Masturbation also does not shrink or curve your penis, and it doesn’t “use up” your body’s resources. Sperm production is continuous, and arousal patterns reset naturally.
When Guilt Becomes the Real Problem
The most common negative effect of masturbation isn’t physical. It’s psychological, and it comes from guilt rather than the act itself. A study published in the journal Sexual Medicine found that about 8% of men reported feeling guilty after masturbating. That guilt was linked to higher rates of depression, anxiety, and general psychological distress. Men who felt guilty also reported more sexual problems, more relationship conflicts with partners, and higher rates of alcohol use compared to men who didn’t experience guilt.

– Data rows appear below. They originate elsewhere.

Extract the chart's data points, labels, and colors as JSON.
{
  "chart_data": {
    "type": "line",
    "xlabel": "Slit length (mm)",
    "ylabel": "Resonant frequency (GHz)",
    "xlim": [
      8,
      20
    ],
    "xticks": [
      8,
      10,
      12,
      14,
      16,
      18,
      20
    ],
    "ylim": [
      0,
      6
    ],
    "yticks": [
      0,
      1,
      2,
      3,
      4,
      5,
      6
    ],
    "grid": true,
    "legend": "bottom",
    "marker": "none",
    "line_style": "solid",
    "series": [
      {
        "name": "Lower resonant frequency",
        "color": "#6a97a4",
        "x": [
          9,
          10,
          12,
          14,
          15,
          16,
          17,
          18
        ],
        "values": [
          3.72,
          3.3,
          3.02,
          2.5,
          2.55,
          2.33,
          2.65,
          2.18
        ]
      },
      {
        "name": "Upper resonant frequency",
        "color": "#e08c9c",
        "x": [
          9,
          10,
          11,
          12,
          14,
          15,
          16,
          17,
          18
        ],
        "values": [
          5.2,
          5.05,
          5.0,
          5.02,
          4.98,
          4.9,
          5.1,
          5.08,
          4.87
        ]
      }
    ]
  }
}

The pattern is clear: masturbation itself isn’t causing harm, but believing it’s shameful can create real mental health consequences. If you grew up hearing that masturbation is wrong, dirty, or a sign of weakness, those messages can be hard to shake. Recognizing that the guilt is learned, not based on medical reality, is the first step toward letting it go.
Masturbation and Relationships
Another common worry is that masturbating while in a relationship means something is wrong, either with you or with the relationship. Research tells a more nuanced story. For most people, masturbation and partnered sex coexist without conflict. Women who incorporate the kinds of stimulation they enjoy during masturbation into partnered sex tend to experience orgasm more reliably and report greater sexual satisfaction overall.

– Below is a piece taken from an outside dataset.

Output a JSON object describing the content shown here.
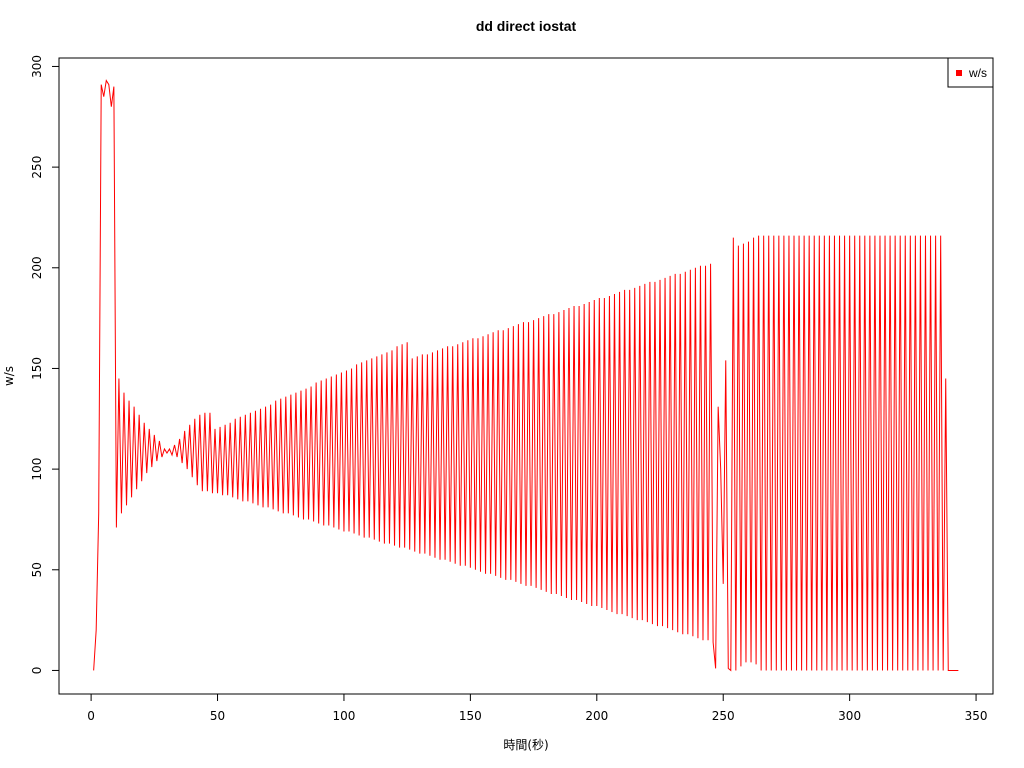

Where things get complicated is when masturbation starts filling a gap. Studies on women in relationships found that when partnered sex was infrequent, unwanted by a partner, or unsatisfying, masturbation frequency went up as a form of compensation. Finnish research similarly found that women who wanted to masturbate more than they currently did reported lower relationship satisfaction. In other words, increased masturbation can sometimes be a signal that something in the relationship needs attention, but it’s a symptom, not a cause.
If your masturbation habits feel like a healthy part of your life alongside a satisfying relationship, they almost certainly are. If they feel like a substitute for connection you’re missing, that’s worth exploring honestly, either on your own or with a partner.

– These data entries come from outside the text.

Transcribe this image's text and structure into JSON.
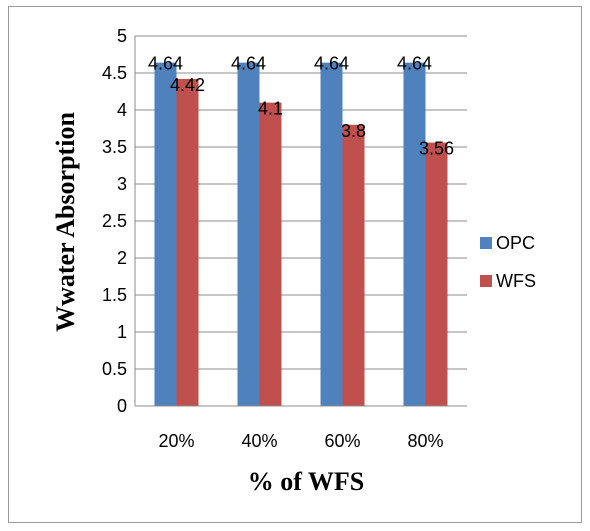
{
  "chart_data": {
    "type": "bar",
    "categories": [
      "20%",
      "40%",
      "60%",
      "80%"
    ],
    "series": [
      {
        "name": "OPC",
        "values": [
          4.64,
          4.64,
          4.64,
          4.64
        ],
        "labels": [
          "4.64",
          "4.64",
          "4.64",
          "4.64"
        ],
        "color": "#4F81BD"
      },
      {
        "name": "WFS",
        "values": [
          4.42,
          4.1,
          3.8,
          3.56
        ],
        "labels": [
          "4.42",
          "4.1",
          "3.8",
          "3.56"
        ],
        "color": "#C0504D"
      }
    ],
    "title": "",
    "xlabel": "% of WFS",
    "ylabel": "Wwater Absorption",
    "ylim": [
      0,
      5
    ],
    "yticks": [
      "0",
      "0.5",
      "1",
      "1.5",
      "2",
      "2.5",
      "3",
      "3.5",
      "4",
      "4.5",
      "5"
    ],
    "yticks_values": [
      0,
      0.5,
      1,
      1.5,
      2,
      2.5,
      3,
      3.5,
      4,
      4.5,
      5
    ],
    "grid": true,
    "legend": "right"
  }
}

Signs It Might Need Attention
For the vast majority of people, masturbation is a healthy, harmless behavior. But like anything pleasurable, it can occasionally become compulsive. It’s worth reflecting on your habits if masturbation regularly interferes with work, school, or social obligations. The same applies if it causes physical soreness or irritation from excessive friction, if you find yourself unable to stop even when you want to, or if it has become the only way you can manage stress or difficult emotions.
These situations aren’t about masturbation being inherently bad. They point to a pattern where any behavior, whether it’s eating, exercising, gaming, or sex, has started serving as an avoidance mechanism rather than a source of enjoyment. A therapist who specializes in sexual health can help you sort through what’s going on without judgment.